Have a friend so you can date their sisters.
Have a friend who is rich, in case you need a few bucks.
Have a friend that is smarter than you, just in case you are ever on a game-show with a call a friend option.
Have a friend who is Lawyer in case you need to kill your wife. Johnnie Cochran is dead, keep this in mind also. That Johnnie, he could get you off anything.
Have a friend who is single so you have a place to crash, when your wife kicks you out! It also helps if he smokes pot.
Have a friend because you never know when you might need a job.
Have a friend who is a Mechanic, because Mechanics are not friendly.
Make deals with friends, because who else would you deal with?
Rely on your friends, because who else would you rely-on?
My wife hates my friends. I have to admit, I don’t like her friends either.

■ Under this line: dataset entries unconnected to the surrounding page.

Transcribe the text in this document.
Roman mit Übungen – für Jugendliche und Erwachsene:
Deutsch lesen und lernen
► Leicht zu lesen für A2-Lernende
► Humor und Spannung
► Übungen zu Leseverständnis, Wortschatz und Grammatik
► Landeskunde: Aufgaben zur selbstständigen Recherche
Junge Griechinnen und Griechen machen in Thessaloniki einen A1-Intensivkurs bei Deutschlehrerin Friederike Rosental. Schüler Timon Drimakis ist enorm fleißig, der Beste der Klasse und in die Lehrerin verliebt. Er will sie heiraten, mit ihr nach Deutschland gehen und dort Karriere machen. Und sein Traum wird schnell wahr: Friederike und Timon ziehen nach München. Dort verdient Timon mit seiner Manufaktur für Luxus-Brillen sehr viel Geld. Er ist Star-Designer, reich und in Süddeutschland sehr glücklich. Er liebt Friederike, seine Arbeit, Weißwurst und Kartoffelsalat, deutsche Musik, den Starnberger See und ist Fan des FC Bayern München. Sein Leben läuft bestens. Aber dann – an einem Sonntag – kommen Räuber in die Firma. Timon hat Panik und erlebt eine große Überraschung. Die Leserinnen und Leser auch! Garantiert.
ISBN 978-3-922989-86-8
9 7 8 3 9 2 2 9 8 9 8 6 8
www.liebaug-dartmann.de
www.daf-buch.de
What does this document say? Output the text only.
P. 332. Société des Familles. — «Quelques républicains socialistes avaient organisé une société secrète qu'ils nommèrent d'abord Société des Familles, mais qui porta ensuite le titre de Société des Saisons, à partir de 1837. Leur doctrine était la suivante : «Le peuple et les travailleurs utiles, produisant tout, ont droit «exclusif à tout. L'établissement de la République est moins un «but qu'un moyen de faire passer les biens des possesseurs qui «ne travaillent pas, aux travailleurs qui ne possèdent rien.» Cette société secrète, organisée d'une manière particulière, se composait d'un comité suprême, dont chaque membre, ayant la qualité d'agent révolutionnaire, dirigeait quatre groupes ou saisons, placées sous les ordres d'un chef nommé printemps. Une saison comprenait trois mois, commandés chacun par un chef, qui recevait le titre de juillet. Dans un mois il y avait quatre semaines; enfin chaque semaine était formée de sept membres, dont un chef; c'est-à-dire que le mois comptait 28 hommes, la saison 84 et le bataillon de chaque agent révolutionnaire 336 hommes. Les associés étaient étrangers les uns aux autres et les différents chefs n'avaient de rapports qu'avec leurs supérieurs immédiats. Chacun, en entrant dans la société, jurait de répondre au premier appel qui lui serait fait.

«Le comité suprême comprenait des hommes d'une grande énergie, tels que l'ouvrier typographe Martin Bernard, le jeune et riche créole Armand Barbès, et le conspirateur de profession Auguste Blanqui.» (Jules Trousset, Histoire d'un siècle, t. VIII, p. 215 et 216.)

Look at the Mormons, just go to Utah. You’ll see what I mean. Just tell them your Mormon, then they will leave you alone. It’s an easy way to get a shit load of friends, enough to start your own basketball team. 😉
Have a friend that is Jewish, so he can do your taxes. Those fuckers are great! I got his number in case you need it! The best friend I’ve got!
If you give a friend twenty bucks and you never see him again, it was worth it. <<<yea someone told me that, it’s was ripped off…
Be friends with everyone, because you never know who their friends are.
You show me a person with friends, I will show you a person rich in life and in spirit.